Recent federal policy changes in the United States (US) have sought to limit funding - and even researchers’ speech - severely. These policy changes have harmed domestic research and eroded support from the US federal government for related work abroad. At PREreview, one of our many concerns about these ongoing challenges is the loss of data necessary to continue research that fuels peoples’ livelihoods, happiness, and well-being. Data drives opportunity - it helps us know what works, what we can do, and how we can help.
While we do not host datasets, we do want to contribute to the historical record of their existence to make it more difficult for endangered research data to be entirely erased as a consequence of US federal policy changes and anticipatory obedience from individuals and institutions complicit with - or fearful of the consequences of - those policy changes.

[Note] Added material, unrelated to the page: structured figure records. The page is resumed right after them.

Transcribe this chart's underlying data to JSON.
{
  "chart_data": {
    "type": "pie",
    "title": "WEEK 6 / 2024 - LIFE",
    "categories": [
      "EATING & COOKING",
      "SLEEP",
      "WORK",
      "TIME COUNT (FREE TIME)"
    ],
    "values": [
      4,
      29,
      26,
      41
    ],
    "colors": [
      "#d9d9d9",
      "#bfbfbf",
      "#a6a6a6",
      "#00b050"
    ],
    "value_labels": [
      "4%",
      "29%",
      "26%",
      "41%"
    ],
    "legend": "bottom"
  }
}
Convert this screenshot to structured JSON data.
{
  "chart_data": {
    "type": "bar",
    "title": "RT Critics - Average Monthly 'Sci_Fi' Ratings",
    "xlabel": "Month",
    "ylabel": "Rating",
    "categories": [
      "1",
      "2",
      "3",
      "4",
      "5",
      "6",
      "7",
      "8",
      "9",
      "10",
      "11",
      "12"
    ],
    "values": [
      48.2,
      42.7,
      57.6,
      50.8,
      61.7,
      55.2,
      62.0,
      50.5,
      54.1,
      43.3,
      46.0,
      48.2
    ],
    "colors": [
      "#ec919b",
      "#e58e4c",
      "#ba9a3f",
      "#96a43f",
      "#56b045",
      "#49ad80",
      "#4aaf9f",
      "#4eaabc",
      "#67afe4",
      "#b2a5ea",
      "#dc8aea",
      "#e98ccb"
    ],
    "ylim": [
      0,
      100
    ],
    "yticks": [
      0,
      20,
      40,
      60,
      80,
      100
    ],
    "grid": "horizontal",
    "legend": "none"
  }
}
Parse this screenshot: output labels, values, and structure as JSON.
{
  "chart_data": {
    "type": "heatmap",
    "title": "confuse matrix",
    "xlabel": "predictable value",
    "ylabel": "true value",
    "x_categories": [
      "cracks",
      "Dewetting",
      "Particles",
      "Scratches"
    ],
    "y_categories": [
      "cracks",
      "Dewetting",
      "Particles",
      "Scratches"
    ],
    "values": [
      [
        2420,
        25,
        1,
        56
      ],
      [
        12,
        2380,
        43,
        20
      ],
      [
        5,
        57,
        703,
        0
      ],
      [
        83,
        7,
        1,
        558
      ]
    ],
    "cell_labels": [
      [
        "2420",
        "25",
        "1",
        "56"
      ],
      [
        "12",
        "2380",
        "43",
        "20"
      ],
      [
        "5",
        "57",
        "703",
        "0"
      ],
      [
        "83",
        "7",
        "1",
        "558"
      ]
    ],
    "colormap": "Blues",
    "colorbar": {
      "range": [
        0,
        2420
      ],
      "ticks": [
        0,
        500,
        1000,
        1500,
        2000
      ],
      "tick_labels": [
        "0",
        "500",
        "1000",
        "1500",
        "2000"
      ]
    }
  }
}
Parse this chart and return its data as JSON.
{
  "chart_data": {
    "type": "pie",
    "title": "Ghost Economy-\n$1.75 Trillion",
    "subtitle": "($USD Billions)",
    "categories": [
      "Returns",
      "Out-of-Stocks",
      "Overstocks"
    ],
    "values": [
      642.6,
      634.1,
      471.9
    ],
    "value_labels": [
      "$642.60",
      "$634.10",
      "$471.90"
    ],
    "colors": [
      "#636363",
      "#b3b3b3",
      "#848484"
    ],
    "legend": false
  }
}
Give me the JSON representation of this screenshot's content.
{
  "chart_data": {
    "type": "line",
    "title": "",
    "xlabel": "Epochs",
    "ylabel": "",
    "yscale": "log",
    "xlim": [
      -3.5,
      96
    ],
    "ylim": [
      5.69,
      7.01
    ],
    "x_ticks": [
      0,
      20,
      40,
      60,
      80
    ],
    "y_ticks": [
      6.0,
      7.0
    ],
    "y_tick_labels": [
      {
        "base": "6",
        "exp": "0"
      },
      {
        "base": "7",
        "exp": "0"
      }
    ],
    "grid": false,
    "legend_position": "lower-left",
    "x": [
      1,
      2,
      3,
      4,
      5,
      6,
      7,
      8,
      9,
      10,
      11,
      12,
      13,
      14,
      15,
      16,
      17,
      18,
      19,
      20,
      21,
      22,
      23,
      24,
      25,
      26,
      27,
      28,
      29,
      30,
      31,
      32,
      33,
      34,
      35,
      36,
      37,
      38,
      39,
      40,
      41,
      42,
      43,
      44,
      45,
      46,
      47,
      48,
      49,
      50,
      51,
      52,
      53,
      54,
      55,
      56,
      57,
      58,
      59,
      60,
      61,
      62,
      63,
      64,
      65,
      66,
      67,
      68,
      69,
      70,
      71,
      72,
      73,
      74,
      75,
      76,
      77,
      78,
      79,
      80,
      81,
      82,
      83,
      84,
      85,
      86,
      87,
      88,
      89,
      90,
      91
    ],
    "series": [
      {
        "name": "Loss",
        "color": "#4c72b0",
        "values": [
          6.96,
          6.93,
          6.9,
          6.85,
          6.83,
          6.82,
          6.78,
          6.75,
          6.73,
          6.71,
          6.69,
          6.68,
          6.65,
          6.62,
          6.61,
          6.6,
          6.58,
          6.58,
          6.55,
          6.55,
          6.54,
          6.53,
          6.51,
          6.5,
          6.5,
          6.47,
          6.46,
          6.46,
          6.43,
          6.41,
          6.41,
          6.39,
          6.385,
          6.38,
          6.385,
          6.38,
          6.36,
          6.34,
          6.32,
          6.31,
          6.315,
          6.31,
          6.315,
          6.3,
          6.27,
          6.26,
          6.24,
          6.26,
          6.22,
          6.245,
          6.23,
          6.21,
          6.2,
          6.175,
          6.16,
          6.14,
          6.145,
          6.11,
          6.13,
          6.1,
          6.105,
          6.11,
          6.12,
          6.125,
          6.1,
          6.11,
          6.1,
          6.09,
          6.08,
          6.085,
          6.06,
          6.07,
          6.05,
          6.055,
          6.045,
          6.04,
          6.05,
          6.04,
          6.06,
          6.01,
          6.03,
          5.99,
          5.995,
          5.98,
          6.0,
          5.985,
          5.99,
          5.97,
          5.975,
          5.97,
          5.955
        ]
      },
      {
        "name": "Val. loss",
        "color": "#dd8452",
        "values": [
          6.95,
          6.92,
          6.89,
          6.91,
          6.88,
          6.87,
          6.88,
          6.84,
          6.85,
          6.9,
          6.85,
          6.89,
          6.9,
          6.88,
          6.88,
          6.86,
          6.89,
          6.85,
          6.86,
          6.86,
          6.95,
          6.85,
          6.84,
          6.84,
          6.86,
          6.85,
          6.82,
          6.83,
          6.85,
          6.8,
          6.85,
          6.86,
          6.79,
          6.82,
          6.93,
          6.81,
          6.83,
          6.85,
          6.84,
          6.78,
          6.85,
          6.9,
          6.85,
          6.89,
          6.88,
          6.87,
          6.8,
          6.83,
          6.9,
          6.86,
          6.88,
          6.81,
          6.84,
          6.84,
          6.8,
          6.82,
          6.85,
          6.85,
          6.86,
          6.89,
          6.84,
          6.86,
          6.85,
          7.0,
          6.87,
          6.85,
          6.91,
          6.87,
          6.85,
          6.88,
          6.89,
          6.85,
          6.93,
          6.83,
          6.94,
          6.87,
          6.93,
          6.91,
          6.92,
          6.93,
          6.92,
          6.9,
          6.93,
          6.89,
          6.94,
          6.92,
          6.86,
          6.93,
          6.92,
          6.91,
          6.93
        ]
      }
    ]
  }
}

In assessing what we can do, we have decided to accelerate our work to allow users to review multiple kinds of early research outputs on PREreview.org, and we’re starting with datasets, not only in response to US federal policy changes, but also out of a sense of curiosity, joy, and possibility. In particular, we are inspired by publishers like Curvenote that are incorporating datasets in “live” preprints that include things like dynamic figures and interfaces for computational notebooks that run on datasets integrated with those preprints.
Our parallel hopes are to add to the historical record of datasets’ existences and to make it easier than ever to review datasets - those published alone and those manipulable within “live” preprints - as early research outputs integral to preprints, our first organizational love.
If you are a researcher who loves data, a practitioner who depends on data to inform best practice, or another expert with lived experience regarding the importance of data to research, the continuation of open knowledge, and human well-being, please join us for one of our next community design sprints.
These sprints are collaborative community calls during which we at PREreview pose prompts and questions for community members to discuss together so we can learn what’s most valuable to them in the design of a dataset review workflow. We'll ask questions like:
- What are the key elements of a dataset review?
- How should different qualities of a dataset be evaluated?
- What human kinds of feedback are most helpful in addition to more purely mathematical or technical ones?
We can’t wait to find out!
Please click on one of the links below to register for a call. We’re offering the call twice, so you only need to attend one of the two calls if you’d like to participate.
- Dataset review community design sprint 1 - Wednesday, 2 April 2025, 9 AM ET/14:00 GMT
- Dataset review community design sprint 2 - Wednesday, 2 April 2025, 9 AM PT/12 PM ET/17:00 GMT
Whenever and wherever possible in the world, we provide US$30 honoraria for active community design sprint participants in gratitude for their time and contributions.
We’re so thankful for your help and we cannot wait to begin this work with you. Please invite your colleagues and fellow data lovers!
Stay connected
Remember, you can keep up with all the latest from PREreview - and how we’re working to deliver even more community-led improvements - by subscribing to our newsletter, joining our Slack community, and following us on social media platforms like Bluesky and LinkedIn.
And if you have any feedback, questions, or suggestions for us about prereview.org, you can set up a user research chat with our Head of Product, Chad Sansing. Click here to sign up for a chat. If you can’t find an available appointment time that fits your schedule, please email Chad to arrange a call. Whenever possible, we compensate interviewees.
Again, we’re so excited to begin this work and can’t wait to support the review of additional early research outputs vital to open knowledge, the scholarly publication process, and, most importantly, our community members.